The WLCT first brought an Application to the Western Cape High Court in 2014 praying for legislation that would recognise and regulate Muslim marriages in South Africa within 12 months, alternatively to declare the Marriage Act, Divorce Act and the Recognition of Customary Marriages Act inconsistent in so far as they failed to recognise the validity of Muslim marriages. In 2018, judgement was handed down by the High Court in favour of the WLCT. The High Court held that the President and Cabinet had failed to fulfil their constitutional obligations in terms of section 7(2) of the Constitution which requires the South African state to “respect, protect, promote and fulfil the rights in the Bill of Rights” and to enact legislation to recognise and regulate Muslim marriages. 
The State later appealed the judgment and lost with the Supreme Court of Appeal ruling that in failing to recognise Muslim marriages, both the Marriage Act and the Divorce Act contravenes fundamental constitutional rights of equality; dignity; best interests of the child; and access to courts. The Constitutional Court brought finality to the matter by confirming the SCA judgment.

Findings at Con Court
• The common law definition of marriage is declared to be inconsistent with the Constitution to the extent that if fails to recognise Muslim marriages as valid. The common law definition of marriage is extended and now includes Muslim marriages.
• The Marriage Act and the Divorce Act are declared to be inconsistent with sections 9, 10, 28 and 34 of the Constitution in that they fail to recognise marriages solemnised in accordance with Sharia law, as valid and to regulate the consequences of such recognition. 
• The following sections of the Divorce Act is declared unconstitutional:
1.  Section 6 of the Divorce Act is declared inconsistent with the Constitution as it fails to safeguard the interests of minor children in relation of their care and maintenance at the time of dissolution of the Muslim marriage.
2. Section 7(3) of the Divorce Act is unconstitutional insofar as it fails to regulate the division of assets on the dissolution of a Muslim marriage in a way that is just and equitable, as it offers women in civil marriages.
3.  Section 9(1) of the Divorce Act fails to make provision for the forfeiture of the patrimonial benefits of a Muslim marriage, in the same or similar way as it does in case of other marriages.

Legal Implications
The Constitutional Court suspended the declarations of invalidity for 24 months to allow for the legislation to be amended or to adopt legislation that gives sufficient recognition to Muslim marriages. Pending this, the following applies:
• All Muslim marriages which had been terminated in terms of Sharia law as at 15 December 2014, and legal proceedings have not been finalised on date of this order, being 28 June 2022, such marriage may be dissolved in accordance with the Divorce Act.

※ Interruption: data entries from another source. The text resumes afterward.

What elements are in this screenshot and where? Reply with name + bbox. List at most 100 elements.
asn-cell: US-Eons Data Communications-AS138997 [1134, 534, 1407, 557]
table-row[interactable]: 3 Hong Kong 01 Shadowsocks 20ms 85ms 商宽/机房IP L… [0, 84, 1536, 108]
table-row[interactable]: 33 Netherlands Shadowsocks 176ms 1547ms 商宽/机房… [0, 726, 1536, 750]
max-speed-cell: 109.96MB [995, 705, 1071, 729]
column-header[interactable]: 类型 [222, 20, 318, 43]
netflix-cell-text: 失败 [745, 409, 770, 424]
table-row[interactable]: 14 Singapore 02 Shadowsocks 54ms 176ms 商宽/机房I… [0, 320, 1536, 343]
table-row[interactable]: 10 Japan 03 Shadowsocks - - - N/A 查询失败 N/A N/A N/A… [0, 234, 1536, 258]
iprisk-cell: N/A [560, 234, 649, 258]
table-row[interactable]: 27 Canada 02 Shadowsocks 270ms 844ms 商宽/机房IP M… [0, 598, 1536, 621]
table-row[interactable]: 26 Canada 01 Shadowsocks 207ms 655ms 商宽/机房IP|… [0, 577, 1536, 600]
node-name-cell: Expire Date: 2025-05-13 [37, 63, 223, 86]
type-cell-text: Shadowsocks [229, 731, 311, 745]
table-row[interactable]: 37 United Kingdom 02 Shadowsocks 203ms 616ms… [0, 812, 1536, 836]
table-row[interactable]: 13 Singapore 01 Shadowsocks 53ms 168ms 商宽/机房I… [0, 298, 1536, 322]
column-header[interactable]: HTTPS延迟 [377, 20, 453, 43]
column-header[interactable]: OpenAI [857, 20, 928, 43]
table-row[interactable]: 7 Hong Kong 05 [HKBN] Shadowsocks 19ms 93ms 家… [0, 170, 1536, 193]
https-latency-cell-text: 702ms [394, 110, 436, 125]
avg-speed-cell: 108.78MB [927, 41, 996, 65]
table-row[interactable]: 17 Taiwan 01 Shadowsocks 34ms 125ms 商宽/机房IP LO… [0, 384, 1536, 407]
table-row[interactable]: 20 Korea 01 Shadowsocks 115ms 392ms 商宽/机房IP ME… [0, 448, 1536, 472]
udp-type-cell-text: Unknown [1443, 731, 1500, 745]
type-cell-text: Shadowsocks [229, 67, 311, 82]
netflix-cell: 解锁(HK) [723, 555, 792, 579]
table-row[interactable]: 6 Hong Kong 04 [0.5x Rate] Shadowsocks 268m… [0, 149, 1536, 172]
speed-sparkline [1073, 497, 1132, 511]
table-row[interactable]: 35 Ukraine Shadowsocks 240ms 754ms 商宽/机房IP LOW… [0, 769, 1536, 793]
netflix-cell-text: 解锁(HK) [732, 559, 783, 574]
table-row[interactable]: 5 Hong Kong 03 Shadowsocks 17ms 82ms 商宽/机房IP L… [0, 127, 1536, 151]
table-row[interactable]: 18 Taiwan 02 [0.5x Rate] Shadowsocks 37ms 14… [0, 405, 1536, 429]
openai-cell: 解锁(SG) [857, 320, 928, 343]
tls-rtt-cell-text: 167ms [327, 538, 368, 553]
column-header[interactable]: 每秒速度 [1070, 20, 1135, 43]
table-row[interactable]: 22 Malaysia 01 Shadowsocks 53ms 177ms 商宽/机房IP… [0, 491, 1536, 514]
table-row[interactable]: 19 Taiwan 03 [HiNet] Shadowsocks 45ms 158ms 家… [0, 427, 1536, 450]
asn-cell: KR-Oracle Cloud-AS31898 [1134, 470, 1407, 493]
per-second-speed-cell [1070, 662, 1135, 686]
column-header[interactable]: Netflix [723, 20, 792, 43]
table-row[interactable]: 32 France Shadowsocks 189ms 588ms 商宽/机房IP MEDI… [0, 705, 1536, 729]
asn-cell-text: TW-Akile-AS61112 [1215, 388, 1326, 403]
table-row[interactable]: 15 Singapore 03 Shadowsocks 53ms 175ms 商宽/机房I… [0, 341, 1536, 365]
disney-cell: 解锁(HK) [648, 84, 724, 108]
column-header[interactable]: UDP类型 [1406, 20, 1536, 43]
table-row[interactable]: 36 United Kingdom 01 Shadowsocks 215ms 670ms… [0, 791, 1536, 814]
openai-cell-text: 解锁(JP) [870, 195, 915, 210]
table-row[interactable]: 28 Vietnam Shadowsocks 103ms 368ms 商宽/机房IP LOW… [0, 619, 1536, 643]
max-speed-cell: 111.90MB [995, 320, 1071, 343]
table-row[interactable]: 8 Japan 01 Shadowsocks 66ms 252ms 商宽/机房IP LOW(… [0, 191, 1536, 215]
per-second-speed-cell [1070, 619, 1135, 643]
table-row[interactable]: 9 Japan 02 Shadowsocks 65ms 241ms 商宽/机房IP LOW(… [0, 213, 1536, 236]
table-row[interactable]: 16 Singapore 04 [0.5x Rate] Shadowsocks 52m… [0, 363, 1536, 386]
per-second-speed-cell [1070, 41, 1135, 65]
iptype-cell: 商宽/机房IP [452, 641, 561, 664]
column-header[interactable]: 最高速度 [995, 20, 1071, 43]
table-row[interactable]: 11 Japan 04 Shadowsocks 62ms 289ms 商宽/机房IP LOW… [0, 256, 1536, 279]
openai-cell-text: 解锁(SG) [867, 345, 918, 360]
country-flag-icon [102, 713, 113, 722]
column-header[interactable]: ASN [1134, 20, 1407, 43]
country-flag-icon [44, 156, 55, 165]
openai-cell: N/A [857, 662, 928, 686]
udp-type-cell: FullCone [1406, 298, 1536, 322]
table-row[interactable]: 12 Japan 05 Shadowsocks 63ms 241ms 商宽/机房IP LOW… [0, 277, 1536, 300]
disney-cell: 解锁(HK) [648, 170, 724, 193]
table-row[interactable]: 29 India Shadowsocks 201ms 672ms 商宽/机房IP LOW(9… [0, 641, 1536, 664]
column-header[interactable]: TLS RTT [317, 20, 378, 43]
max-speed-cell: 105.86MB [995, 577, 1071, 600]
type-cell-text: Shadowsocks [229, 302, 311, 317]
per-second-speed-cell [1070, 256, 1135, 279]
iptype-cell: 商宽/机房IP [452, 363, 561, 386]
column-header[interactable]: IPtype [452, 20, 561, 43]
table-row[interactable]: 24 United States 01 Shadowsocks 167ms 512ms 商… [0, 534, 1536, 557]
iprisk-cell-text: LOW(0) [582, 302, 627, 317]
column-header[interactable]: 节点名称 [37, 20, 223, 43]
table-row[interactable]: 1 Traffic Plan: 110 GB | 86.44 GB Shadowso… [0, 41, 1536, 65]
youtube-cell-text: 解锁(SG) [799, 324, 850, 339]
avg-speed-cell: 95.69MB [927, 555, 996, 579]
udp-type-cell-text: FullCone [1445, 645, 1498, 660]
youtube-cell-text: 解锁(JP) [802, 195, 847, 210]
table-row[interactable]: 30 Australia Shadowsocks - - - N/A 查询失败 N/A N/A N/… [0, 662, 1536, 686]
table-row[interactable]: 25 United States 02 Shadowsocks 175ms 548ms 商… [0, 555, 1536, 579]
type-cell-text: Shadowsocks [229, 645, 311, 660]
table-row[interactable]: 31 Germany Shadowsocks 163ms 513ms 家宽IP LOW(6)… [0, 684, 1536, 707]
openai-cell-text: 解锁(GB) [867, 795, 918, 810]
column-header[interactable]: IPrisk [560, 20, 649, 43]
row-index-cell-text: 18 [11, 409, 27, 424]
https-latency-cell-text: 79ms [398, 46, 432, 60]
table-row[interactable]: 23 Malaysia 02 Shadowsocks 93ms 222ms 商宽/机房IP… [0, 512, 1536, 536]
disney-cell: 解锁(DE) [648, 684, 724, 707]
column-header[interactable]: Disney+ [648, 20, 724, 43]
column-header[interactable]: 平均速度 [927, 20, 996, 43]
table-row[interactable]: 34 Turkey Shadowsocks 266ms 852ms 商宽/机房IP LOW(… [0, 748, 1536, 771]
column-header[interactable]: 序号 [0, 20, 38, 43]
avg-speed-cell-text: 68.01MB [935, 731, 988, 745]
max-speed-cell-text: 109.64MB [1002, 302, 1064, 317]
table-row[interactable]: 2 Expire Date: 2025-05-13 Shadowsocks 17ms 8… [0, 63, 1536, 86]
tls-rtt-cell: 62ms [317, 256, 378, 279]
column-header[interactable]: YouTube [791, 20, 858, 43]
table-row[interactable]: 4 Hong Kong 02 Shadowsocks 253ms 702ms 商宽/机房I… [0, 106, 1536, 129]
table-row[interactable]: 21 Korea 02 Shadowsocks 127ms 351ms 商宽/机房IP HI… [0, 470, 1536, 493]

• By implication, if the Muslim marriage was dissolved in accordance with Sharia law at any time prior to 15 December 2014, and legal proceedings have been finally determined, the parties to the terminated Muslim marriage will not be entitled to relief in terms of the provisions of the Divorce Act.

• The provisions of the Divorce Act shall apply to all marriages concluded in terms of Sharia law from 15 December 2014 as if they are out of community of property, except where parties have agreements to the contrary. Therefore, the parties to the Muslim marriage may invoke the provisions of the Divorce Act, including maintenance for a spouse and minor children, custody, guardianship of, or access to a child and forfeiture of patrimonial benefits of the marriage.

• The provisions of section 7(3) of the Divorce Act, dealing with redistribution of assets, shall apply to Muslim marriages regardless of when the marriage was concluded.

• In the case of a polygamous Muslim marriage the court shall take into consideration all relevant factors, including any contract or agreement between the relevant spouses, and must make any equitable order that it deems just; and may order that any person who in the court’s opinion has a sufficient interest in the matter be joined in the proceedings. 

The judgment has been cited as a step in the right direction towards the recognition of Muslim marriages. Equally important however, is the understanding that Sharia law has not yet been implemented as part of South African law. It will be interesting to see how this will be brought to fruition in governing Muslim marriages, whether through the amendment of existing legislation or the enactment of new legislation that will follow.